Re: Pipe two child processes
by Limbic~Region (Chancellor) on Aug 30, 2003 at 14:44 UTC
    MediaTracker,
    I am sure some monk will show you some black magic to accomplish what you are asking for (probably with IPC::Open3). I am not that monk. You have asked to do three things.
  • Create two child processes
  • Make the STDOUT of the first the STDIN of the second
  • Read the STDERR of the first from the parent

    This is actually fairly straight forward if you use files for the location of the STDOUT/STDERR, turn on auto-flush, and perhaps throw in a little File::Tail which is used to read from continously updated files.

  • Step 1, fork off child process number 1.
  • Step 2, change the location of STDOUT to a file in the first child process
    open (SAVEOUT, ">&STDOUT") or die "Unable to copy STDOUT : $!"; open (STDOUT, ">stdout") or die "Unable to open new STDOUT : $!"; select STDOUT; $| = 1;
  • Step 3, change the location of the STDERR to a file in the first child
    open (SAVEERR, ">&STDERR") or die "Unable to copy STDERR : $!"; open (STDERR, ">stderr") or die "Unable to open new STDOUT : $!"; select STDERR; $| = 1; select STDOUT;
  • Step 4, fork off your second child process
  • Step 5, Either open STDIN from the newly create file or use any unique file handle to read from in the second child process
    open (STDINCLONE, "<stdout") or die "Unable to open first process's ST +DOUT : $!";
  • Step 6, open the file for STDERR of the first child process in the parent program as some unique file handle
    open (ERRORS,"<stderr") or die "Unable to open first process's STDERR +: $!";
    Of course if you need to have STDOUT going both to a terminal AND also need to be able to read from it (file) you can still do everything I just described here with IO::Tee.
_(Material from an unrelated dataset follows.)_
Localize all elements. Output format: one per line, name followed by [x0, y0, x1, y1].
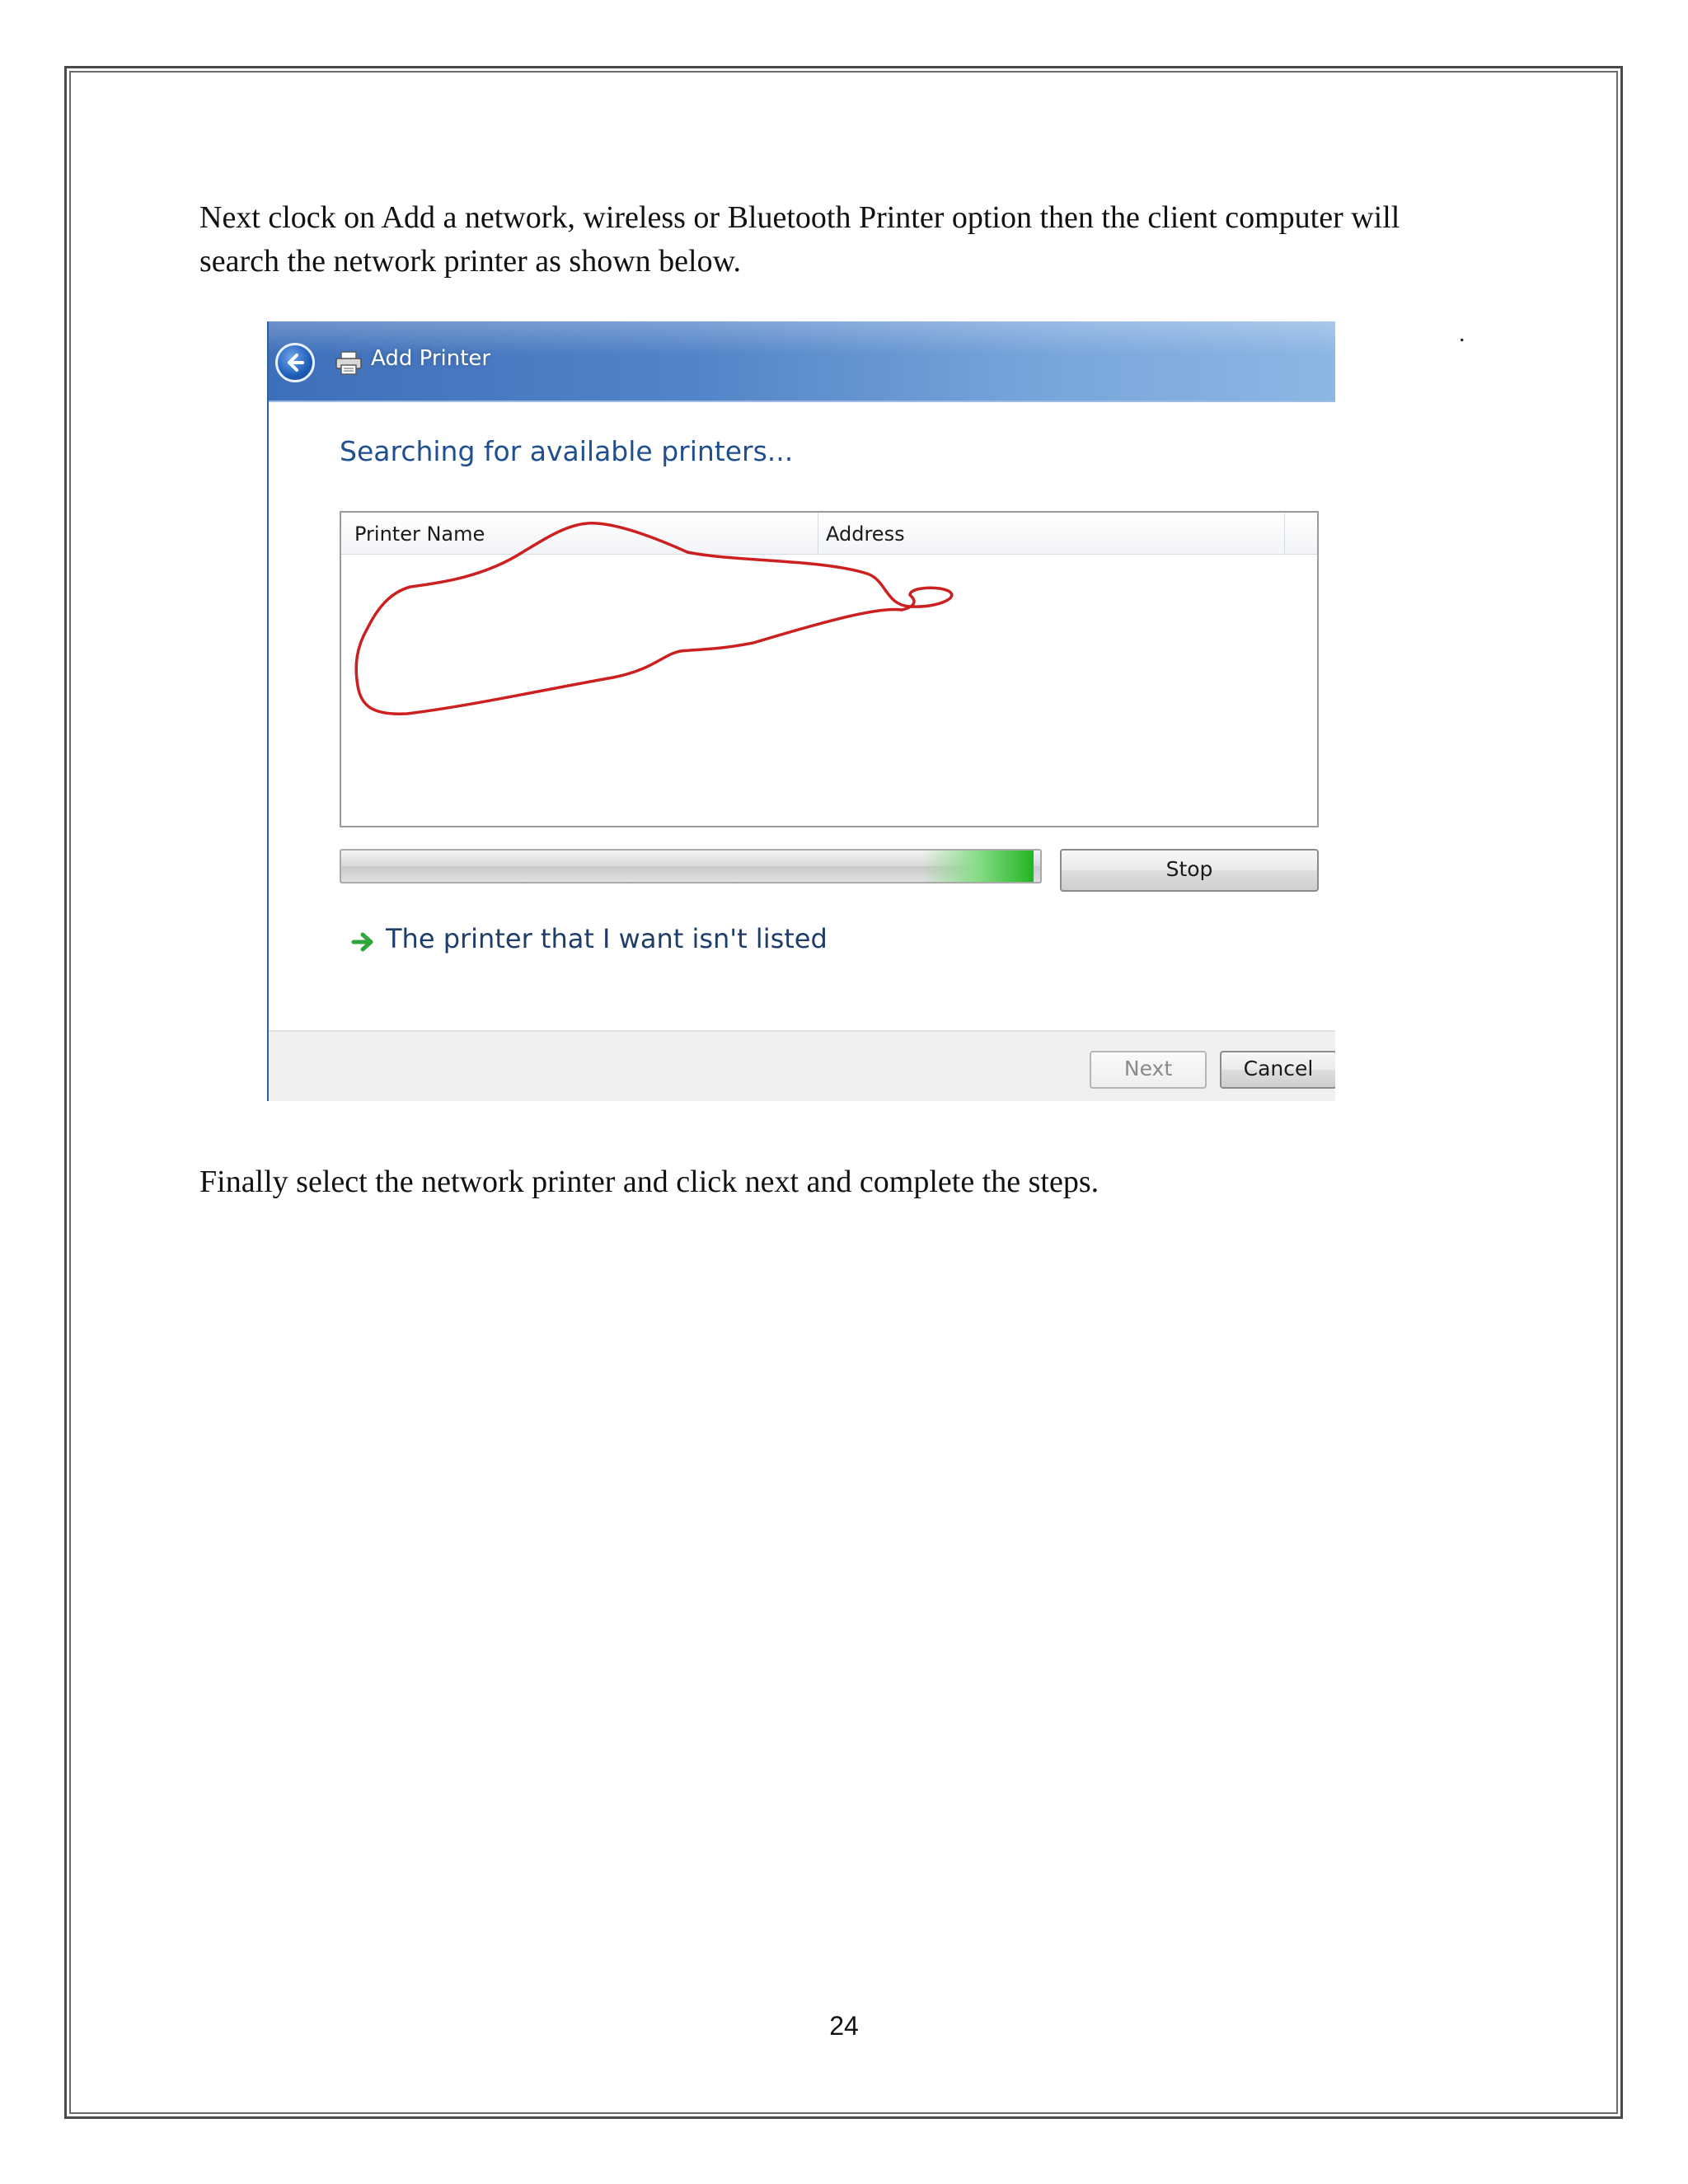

    Note: The following is assumed:
    1. The child processes are properly fork'd - see perldoc -f fork if needed
    2. The code will be modified appropriately to incorporate the use of File::Tail if required
    3. The two forked child processes are Perl scripts.
    If these are not Perl scripts that you can't modify the source of you can still change the location of the STDOUT by using the > syntax. I am not sure about modifying the location of STDERR on something other than a *nix machine, but 2>stderr would work there. As far as turning on auto-flush for non-Perl script - I don't know.

    Cheers - L~R

Re: Pipe two child processes
by hawtin (Prior) on Aug 31, 2003 at 09:51 UTC

    The way to dup a file handle is to use the open NEWHANDLE ">&OLDHANDLE"; form. Or the open NEWHANDLE ">$=$fd" form. If you have a copy of the Camel book look under open.
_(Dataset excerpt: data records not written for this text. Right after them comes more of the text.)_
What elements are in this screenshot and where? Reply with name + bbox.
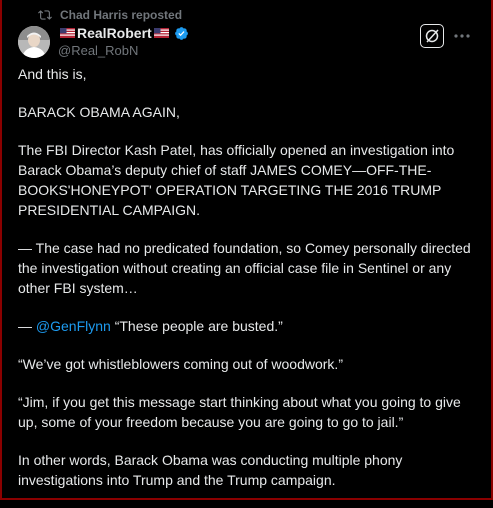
tweet-paragraph: “We’ve got whistleblowers coming out of … [18, 356, 343, 372]
repost-text: Chad Harris reposted [60, 8, 183, 22]
handle[interactable]: @Real_RobN [58, 43, 189, 58]
verified-badge-icon[interactable] [174, 26, 189, 41]
display-name-row[interactable]: RealRobert [58, 25, 189, 41]
quote-text: “These people are busted.” [110, 318, 283, 334]
tweet-paragraph: BARACK OBAMA AGAIN, [18, 104, 180, 120]
repost-indicator[interactable]: Chad Harris reposted [38, 8, 182, 22]
dash-prefix: — [18, 318, 36, 334]
display-name: RealRobert [77, 25, 152, 41]
tweet-paragraph: In other words, Barack Obama was conduct… [18, 452, 403, 488]
tweet-paragraph: “Jim, if you get this message start thin… [18, 394, 461, 430]
tweet-paragraph: — The case had no predicated foundation,… [18, 240, 471, 296]
grok-button[interactable] [420, 24, 444, 48]
more-icon [454, 34, 470, 38]
us-flag-icon [153, 28, 169, 38]
tweet-text: And this is, BARACK OBAMA AGAIN, The FBI… [18, 64, 473, 508]
tweet-paragraph: And this is, [18, 66, 87, 82]
avatar[interactable] [18, 26, 50, 58]
tweet-paragraph: — @GenFlynn “These people are busted.” [18, 316, 473, 336]
author-info: RealRobert @Real_RobN [58, 25, 189, 58]
tweet-paragraph: The FBI Director Kash Patel, has officia… [18, 142, 455, 218]
mention-link[interactable]: @GenFlynn [36, 318, 111, 334]
repost-icon [38, 10, 52, 20]
profile-photo [18, 26, 50, 58]
more-button[interactable] [452, 24, 472, 48]
us-flag-icon [60, 28, 75, 38]
grok-icon [425, 29, 439, 43]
    In your case I would guess that the code to use would be:

    pipe READ, WRITE; my $child1 = fork(); unless ($child1) { open STDOUT ">&WRITE"; exec ('cat', $0); } my $child2 = fork (); unless ($child2) { open STDIN "<&READ" or die "Cannot open read filehandle\n"; exec ('grep', 'grep'); } waitpid ($child1, 0); waitpid ($child2, 0);

    Of course being an unreformed Perl4 hacker I use file handles, there is no doubt a better way to do it.